Seriously, lowering the rates to 17% is still insanely high.
Dementia Joe and KGB Putin are in an inflation race.
“An interest rate at 17% is not “normal.” It is impossible to spin that into a positive. It merely doesn’t suck as much as it did.”
Well, I doubt they’ll cut 10 points in one day. Any thoughts on the Ruble these days?
“Joe Biden said the ruble was rubble. I wonder who wrote that clever line for his speech.”
We were telling them it was FUTILE, with China, India, and most of the Third World still trading with Russia. They didn’t care.
Please focus on America.
LOL, Barney Rubble. Thanks for the laugh. We all need some laughs.

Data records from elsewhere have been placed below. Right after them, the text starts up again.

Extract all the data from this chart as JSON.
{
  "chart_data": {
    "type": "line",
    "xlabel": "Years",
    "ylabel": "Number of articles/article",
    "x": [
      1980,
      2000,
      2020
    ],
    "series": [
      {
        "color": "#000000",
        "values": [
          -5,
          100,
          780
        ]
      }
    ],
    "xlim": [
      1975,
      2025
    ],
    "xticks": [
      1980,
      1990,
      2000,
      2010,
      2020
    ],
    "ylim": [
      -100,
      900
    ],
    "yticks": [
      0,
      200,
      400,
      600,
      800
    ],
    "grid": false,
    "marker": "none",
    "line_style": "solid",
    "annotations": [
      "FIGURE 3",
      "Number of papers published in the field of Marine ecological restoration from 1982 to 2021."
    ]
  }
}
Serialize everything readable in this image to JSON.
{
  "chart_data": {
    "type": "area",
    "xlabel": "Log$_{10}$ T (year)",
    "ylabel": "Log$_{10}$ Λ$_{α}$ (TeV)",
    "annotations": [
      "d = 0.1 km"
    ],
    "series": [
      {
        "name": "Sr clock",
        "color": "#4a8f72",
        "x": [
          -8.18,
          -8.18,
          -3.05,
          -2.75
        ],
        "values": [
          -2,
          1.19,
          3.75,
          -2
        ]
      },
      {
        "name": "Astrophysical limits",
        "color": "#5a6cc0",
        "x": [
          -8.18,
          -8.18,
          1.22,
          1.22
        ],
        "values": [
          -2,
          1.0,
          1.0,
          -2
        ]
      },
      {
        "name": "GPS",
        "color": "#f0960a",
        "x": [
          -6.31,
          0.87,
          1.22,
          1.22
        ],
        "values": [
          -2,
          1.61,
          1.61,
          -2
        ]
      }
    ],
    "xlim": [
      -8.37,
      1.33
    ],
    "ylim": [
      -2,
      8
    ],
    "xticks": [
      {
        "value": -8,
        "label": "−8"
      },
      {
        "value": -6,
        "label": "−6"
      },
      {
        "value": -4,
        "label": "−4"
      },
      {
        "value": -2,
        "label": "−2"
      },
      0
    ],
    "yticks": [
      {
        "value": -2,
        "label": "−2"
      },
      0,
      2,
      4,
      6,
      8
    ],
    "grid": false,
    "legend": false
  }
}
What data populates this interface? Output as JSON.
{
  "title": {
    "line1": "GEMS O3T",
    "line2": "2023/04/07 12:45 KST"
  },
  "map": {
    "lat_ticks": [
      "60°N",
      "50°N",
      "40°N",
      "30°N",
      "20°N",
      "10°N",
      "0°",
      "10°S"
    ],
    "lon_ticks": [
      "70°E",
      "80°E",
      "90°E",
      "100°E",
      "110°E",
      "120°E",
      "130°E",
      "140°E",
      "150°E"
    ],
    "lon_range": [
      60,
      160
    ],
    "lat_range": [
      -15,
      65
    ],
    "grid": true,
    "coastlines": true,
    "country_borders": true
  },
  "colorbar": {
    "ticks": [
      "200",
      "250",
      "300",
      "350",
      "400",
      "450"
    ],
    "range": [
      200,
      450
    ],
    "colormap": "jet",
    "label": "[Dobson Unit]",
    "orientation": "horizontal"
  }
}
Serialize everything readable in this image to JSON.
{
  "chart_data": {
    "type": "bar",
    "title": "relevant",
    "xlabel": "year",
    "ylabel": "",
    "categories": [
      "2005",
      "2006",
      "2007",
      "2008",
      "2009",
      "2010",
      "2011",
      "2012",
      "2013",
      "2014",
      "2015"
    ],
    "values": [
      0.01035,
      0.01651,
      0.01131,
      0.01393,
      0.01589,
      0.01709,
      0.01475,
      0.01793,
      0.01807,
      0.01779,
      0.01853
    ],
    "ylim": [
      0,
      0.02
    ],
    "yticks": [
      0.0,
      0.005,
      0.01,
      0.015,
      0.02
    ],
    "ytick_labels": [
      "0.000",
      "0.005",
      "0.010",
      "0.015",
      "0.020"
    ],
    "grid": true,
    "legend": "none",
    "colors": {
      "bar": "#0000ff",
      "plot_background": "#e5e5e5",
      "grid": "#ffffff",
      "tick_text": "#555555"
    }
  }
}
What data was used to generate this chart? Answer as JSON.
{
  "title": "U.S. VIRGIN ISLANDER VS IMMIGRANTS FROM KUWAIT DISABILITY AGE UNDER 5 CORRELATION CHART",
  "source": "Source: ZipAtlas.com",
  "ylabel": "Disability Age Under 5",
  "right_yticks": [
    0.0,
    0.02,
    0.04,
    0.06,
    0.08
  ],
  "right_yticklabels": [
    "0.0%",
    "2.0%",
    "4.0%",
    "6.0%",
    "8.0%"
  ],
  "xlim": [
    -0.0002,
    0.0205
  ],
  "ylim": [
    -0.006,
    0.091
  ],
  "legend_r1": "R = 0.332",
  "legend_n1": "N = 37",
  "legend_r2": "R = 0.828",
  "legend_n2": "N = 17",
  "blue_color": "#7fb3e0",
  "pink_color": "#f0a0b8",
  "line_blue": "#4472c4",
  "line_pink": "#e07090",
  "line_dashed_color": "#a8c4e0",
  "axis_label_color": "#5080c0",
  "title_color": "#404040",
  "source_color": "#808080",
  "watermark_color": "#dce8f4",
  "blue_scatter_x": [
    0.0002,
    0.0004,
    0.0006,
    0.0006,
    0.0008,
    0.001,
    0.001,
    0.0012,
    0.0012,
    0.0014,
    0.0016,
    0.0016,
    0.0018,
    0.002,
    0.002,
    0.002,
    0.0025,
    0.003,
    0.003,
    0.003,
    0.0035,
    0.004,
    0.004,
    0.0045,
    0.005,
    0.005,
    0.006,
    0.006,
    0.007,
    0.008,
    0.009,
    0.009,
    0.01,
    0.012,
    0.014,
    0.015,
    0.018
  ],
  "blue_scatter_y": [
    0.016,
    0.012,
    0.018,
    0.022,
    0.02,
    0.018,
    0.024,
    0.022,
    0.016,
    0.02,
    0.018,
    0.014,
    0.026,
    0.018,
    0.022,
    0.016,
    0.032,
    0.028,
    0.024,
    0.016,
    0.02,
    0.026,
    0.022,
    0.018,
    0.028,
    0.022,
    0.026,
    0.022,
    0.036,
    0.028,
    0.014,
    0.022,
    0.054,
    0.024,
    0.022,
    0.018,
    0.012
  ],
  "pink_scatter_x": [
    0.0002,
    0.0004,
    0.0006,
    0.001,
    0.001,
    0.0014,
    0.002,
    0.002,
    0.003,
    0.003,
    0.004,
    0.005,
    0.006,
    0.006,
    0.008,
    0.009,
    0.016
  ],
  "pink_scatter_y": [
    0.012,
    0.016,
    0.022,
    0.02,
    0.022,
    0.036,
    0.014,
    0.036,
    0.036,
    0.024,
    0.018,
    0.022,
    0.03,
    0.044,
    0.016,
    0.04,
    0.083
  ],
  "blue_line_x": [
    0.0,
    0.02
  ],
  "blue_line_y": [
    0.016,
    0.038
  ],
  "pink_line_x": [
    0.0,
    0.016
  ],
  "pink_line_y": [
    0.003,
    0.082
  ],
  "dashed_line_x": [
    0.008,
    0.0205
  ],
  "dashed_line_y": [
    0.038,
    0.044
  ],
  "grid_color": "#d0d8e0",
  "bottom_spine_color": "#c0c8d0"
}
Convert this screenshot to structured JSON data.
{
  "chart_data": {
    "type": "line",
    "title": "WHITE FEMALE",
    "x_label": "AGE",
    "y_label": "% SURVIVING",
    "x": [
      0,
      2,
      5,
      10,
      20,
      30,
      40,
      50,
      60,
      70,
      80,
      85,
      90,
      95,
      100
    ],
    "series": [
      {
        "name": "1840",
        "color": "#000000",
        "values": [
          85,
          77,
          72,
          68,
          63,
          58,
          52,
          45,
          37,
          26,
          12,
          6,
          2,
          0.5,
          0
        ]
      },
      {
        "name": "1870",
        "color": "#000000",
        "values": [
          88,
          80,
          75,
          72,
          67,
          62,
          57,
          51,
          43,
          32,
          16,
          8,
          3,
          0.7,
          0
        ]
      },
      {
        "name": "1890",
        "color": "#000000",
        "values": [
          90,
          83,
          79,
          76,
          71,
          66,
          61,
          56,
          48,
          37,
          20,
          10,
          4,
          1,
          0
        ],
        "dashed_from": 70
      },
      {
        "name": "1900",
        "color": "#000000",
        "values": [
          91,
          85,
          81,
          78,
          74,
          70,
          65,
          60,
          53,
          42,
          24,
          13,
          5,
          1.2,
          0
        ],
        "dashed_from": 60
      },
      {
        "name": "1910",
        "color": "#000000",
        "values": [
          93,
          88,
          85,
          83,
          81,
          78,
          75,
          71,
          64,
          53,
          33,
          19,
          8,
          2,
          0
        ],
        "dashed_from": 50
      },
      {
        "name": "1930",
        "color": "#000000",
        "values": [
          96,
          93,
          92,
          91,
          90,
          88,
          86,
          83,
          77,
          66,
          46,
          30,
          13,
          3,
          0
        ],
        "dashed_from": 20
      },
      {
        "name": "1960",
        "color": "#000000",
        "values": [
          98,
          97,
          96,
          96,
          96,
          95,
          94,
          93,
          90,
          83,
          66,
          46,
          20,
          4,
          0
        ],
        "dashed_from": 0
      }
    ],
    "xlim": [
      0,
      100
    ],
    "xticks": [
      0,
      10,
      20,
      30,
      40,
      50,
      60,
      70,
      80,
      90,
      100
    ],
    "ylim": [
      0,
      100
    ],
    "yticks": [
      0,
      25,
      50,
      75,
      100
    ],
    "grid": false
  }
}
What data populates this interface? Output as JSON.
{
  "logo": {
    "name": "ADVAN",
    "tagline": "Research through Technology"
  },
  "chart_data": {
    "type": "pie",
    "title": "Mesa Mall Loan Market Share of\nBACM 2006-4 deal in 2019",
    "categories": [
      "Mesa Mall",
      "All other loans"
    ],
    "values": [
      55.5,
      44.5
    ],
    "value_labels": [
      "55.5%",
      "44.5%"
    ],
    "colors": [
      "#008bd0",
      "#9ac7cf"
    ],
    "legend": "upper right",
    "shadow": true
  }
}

Please stop with your Neocon obsession. The Ukraine war is over, leaving the pain of America’s middle class the issue of concern for us.
When my parents retired in 1982, US interest rates were that high, and my Dad put his retirement savings and pension $$ into 30 year US Treasuries. They lived well into their 90s and that decision took care of them very well throughout their retirement. Very positive for them.
The Russian military seems to be stuck in Soviet times. However their bankers have learned quickly. They are maximizing Russia’s enormous energy revenue not only to fund this disastrous war but to stabilize and even enhance their currency.
The war is going so well for your comrades in Russia that the Russian Federation spokesnazi Maria Zakharova in giving a drunk press conference, ranting about Ukrainian borscht.
You really chose the wrong side to root for.
Zakharov drunk press conference video here:
https://twitter.com/AlexandruC4/status/1512423743381028871
Resource based economy and not a debt based economy. To me Russia being forced to act responsibly should be looked at by their people as positive. Must such that Apple, McDonald’s, Starbucks and the like have pulled out of the country but I would suggest for actual people not having a debt based economy where people are doing debt swaps is not all bad.